All great diarists have something intensely silly about them: Boswell’s and Pepys’s periodic bursts of lechery and panic; Chips Channon’s unrealistic dreams of political greatness leavened with breathless excitement over royal dukes and handsome boys; Alan Clark’s fits of romantic, almost Jacobite, dreaming; James Lees-Milne’s absurd flights of rage. I dare say the mania that drove the Duc de Saint-Simon in his demented campaign against Louis XIV’s attempts to create a place in court hierarchy for his bastards seemed ridiculous to his more sober contemporaries. Often the silliness comes from a mad overestimation of the writer’s ability. There is no more fascinating diary than Benjamin Haydon’s. He was an indifferent painter who never achieved the success he dreamt of. But in every sentence of his diary it is apparent to us what he himself never realised: that, though a painter of mediocrity, he was a writer of genius.
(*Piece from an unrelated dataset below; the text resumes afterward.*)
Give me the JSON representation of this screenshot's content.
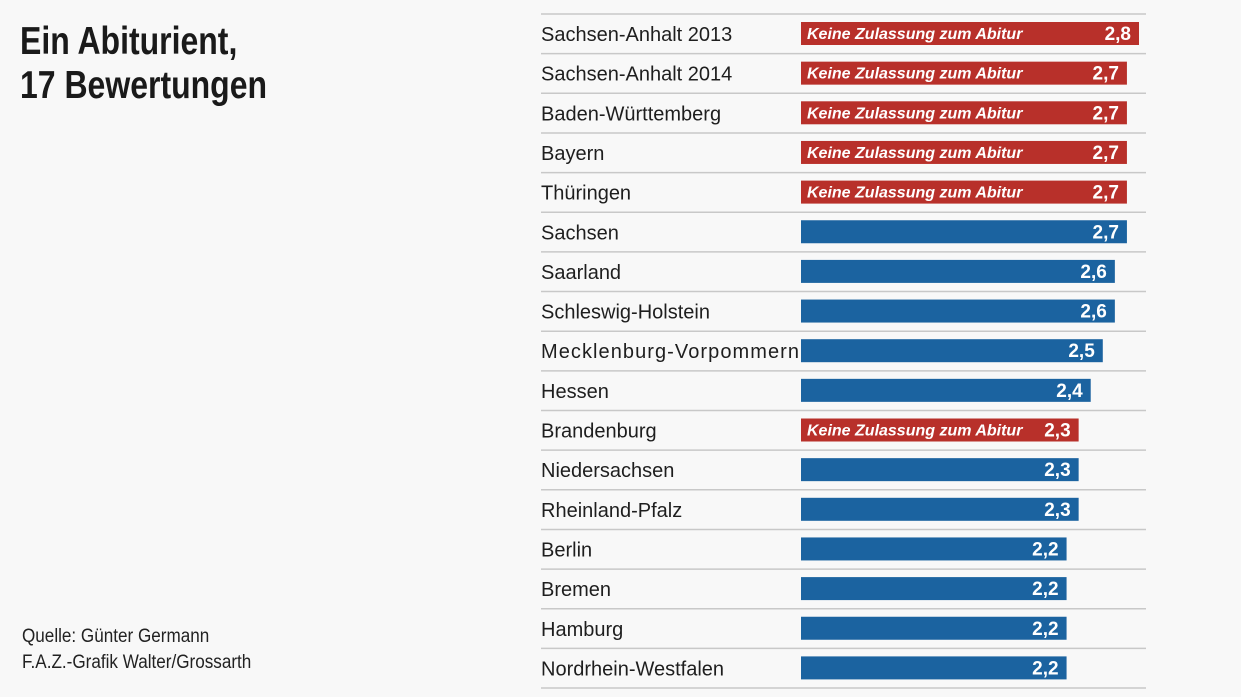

A.C. Benson, born in 1862, had the sense to make arrangements for his diary to be published after his death. The rest of his writing, with the possible exception of ‘Land of Hope and Glory’, pales to insignificance next to it. His published work is astonishingly bland. There is a screamingly funny parody of him by Max Beerbohm in A Christmas Garland: ‘More and more, as the tranquil years went by, Percy found himself able to draw a quiet satisfaction from the regularity, the even sureness, with which, in every year, one season succeeded to another.’ (Having read Benson’s staggeringly tedious Watersprings, I can report that Beerbohm does not exaggerate.) The diary, on the other hand, stretching to more than four million words, is vivacious, beadily observed and takes advantage of Benson’s position as a favourite of the great. In this beautifully edited two-volume selection by Eamon Duffy and Ronald Hyam we see what a well-placed diarist can do.
Benson was an irregularity at the heart of Victorian society, guaranteed respectability by being the son of an Archbishop of Canterbury.